On prend facilement une heure de retard à chaque séance, mais les coupures entre séances sont suffisamment longues pour résorber ces retards et permettre aux débats des jurys les plus polémiques de se faire sans précipitation.
Par rapport à 2009, j’ai apprécié la nouvelle procédure d’enregistrement des jugements individuels des jurés. Même si passer son temps à noircir des cases est fastidieux et surtout si l’absence d’effacement des erreurs rend très lourd le recopiage de toute la fiche. Au moins, la trace des avis de tous les jurés est conservée (Pour mémoire, je travaille dans la recherche scientifique: cela formate ma conception des procédés qui permettent de classer).
J’ai apprécié aussi l’évaluation des jurés par le vin Test. Même si je l’ai fait pour chaque séance (avec le même vin donc) et pense n’avoir pas répondu de la même façon les trois fois. Au moins cela illustre l’évolution au court de la journée et la marge d’erreur personnelle du dégustateur.
J’ai apprécié aussi que le jury puisse attribuer les médailles. De mémoire, en 2009, nous ne faisions que sélectionner les vins qui ensuite seraient médaillés par un “Grand Jury”. Par contre, j’ai eu l’impression, très biaisée par les seuls échantillons des 3 jury auxquels j’ai participés, qu’à cette édition la proportion de professionnels était minoritaire en faveur d’un jugement par des amateurs comme moi. Par rapport à 2009, la sélection de mes 3 jury a clairement été en faveur d’une approche consumériste (est-ce que le consommateur aurait du plaisir à boire ce vin ?) au détriment du respect des canons des appellations, tels que peut les défendre un professionnel.

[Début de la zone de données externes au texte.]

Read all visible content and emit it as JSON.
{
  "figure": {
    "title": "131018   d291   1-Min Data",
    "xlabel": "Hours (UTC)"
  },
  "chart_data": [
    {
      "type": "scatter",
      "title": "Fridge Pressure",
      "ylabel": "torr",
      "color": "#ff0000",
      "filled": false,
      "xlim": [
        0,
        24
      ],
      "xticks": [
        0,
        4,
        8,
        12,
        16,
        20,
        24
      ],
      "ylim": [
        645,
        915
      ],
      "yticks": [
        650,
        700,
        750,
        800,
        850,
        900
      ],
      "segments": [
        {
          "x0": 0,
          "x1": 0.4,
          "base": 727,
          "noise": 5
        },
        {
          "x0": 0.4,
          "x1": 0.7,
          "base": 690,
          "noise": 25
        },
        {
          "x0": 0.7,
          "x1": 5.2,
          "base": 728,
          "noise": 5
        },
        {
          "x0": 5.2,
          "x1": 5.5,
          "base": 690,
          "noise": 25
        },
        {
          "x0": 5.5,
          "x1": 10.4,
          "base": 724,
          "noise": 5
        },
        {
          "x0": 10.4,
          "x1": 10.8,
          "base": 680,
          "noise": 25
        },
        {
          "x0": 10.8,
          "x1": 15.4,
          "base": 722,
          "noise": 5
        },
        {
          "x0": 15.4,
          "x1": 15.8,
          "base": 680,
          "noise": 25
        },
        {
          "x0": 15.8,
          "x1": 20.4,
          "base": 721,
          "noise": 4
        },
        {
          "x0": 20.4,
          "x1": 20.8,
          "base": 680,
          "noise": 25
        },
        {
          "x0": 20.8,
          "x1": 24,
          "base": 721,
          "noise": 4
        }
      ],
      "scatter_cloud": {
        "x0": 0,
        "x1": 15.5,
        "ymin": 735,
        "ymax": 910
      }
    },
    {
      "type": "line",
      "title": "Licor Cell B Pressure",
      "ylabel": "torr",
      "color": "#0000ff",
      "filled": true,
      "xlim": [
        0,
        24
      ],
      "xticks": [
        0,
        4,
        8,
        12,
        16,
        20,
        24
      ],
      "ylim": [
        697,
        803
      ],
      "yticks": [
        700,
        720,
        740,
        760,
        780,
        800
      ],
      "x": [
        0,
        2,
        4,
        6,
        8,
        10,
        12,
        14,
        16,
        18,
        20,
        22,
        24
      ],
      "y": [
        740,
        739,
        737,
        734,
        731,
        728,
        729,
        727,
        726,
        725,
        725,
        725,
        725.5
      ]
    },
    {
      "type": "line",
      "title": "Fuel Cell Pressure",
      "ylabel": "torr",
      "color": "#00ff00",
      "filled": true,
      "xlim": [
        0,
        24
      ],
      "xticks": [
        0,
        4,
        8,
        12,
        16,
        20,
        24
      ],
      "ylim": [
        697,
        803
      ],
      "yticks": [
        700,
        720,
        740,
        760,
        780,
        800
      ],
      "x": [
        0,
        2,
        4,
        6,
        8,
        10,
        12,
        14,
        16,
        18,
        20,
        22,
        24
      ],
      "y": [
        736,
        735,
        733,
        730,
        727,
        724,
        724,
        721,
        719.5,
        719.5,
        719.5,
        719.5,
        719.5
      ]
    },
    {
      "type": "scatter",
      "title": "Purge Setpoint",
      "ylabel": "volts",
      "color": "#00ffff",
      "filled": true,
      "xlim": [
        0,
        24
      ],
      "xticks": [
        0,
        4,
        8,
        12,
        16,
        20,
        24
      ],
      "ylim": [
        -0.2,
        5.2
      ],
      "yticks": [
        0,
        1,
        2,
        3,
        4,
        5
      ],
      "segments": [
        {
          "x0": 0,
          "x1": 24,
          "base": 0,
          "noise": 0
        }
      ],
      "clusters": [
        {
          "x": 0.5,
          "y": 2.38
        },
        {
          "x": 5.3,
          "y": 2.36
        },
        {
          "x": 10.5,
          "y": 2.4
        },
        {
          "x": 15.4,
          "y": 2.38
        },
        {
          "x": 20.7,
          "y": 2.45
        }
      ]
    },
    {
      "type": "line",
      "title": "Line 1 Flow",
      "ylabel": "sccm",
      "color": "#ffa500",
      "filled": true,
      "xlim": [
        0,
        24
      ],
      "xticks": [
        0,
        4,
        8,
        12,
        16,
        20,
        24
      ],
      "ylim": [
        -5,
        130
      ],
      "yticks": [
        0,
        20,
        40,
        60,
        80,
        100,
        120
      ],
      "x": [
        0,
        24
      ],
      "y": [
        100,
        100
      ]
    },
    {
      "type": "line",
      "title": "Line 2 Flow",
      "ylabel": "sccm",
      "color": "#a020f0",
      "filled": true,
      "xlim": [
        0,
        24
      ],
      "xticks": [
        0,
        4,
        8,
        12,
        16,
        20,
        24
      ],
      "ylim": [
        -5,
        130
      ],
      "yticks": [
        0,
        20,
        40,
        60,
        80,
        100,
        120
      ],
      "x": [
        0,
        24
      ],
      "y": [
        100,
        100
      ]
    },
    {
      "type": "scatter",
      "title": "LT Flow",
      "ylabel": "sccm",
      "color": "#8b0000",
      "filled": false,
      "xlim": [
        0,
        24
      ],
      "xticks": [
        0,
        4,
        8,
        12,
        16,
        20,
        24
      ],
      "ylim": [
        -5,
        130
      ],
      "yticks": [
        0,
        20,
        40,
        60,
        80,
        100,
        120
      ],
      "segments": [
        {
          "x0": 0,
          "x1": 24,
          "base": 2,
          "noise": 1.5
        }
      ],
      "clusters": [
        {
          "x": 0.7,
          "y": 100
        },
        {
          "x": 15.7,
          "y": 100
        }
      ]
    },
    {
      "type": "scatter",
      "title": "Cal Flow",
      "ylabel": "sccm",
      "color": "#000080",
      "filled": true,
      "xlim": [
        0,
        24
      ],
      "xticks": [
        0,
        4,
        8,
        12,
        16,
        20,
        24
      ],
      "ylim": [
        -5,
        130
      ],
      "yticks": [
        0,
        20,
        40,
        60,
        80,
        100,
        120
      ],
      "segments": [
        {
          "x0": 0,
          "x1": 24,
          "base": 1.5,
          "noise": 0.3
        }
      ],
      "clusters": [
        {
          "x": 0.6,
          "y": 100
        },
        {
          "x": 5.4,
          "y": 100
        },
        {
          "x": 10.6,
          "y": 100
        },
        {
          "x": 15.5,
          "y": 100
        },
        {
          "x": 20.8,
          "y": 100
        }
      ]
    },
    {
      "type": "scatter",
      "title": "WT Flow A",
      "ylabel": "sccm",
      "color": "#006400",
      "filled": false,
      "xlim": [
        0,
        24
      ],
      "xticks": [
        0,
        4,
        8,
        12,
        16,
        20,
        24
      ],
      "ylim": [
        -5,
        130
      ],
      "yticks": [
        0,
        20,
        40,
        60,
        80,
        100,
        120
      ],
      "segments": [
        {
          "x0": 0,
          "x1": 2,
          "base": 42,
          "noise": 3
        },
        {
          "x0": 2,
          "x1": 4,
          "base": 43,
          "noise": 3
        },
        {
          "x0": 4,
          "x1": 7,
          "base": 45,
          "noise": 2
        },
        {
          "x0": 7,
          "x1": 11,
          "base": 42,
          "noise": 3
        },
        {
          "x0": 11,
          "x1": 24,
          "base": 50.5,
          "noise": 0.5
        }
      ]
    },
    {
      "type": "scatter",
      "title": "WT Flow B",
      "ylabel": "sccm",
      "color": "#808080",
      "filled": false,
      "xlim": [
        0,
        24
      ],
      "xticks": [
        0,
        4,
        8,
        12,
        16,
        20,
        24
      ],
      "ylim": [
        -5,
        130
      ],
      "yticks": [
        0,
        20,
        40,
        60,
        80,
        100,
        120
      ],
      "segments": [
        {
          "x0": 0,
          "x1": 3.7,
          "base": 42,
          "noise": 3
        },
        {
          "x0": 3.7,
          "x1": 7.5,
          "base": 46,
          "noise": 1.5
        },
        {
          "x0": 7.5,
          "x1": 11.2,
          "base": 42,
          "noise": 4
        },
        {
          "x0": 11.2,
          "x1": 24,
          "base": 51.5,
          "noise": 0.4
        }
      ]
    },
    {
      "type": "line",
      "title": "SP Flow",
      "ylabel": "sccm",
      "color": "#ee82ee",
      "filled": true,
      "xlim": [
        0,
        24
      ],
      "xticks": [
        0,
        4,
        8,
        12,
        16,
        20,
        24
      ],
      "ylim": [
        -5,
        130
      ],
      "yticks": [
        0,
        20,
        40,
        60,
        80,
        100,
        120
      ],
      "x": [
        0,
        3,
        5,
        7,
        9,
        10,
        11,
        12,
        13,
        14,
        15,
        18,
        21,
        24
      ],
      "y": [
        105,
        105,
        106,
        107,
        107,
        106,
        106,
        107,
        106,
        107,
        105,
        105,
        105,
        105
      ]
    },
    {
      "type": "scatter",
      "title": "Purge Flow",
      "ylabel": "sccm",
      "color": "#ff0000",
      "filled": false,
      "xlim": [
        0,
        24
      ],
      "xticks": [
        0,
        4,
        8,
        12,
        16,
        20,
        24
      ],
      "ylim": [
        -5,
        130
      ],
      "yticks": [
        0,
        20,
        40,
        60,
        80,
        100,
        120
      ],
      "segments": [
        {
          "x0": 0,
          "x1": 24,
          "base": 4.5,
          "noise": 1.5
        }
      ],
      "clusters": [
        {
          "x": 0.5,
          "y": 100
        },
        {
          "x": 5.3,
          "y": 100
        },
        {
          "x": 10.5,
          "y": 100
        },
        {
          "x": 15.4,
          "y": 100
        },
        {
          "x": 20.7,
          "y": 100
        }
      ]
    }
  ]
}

Je n’ai pas de jugements de valeur sur cette approche. Elle me semble plus en accord avec la vente du vin en France (je pense que c’est l’objectif économique des vignerons proposant leur vins ici), à la différence des médailles du CGA dont les jurés professionnels semblent privilégier l’adéquation avec le style qu’ils s’imaginent des appellations ou qu'ils se sentent investis de défendre. Par contre, pour animer plusieurs clubs de dégustation amateur où je constate la faible corrélation entre la note moyenne de plusieurs dégustateurs amateurs et la qualité d’un vin, les médailles éliminent ici certes les vins qui plaisent le moins, mais laissent souvent de côté les vins favoris de chaque dégustateur au profit des plus consensuels. Personnellement, sur les 3 palmarès que mes jury ont établi, je laisserais de côté les médailles d’or au profit de certaines médailles de bronze pour lesquels j’ai défendu la médaille de mes vins favoris.
Tout en sachant, qu’avec la faillibilité de mes dégustations, vient aussi que je peux porter un tout autre jugement sur le même vin dans d’autres conditions.

Voilà qui donne de l’intérêt à ma visite au prochain salon des VI porte de Champeret pour une chasse à la reconnaissance des vins médaillés aujourd’hui à l’aveugle.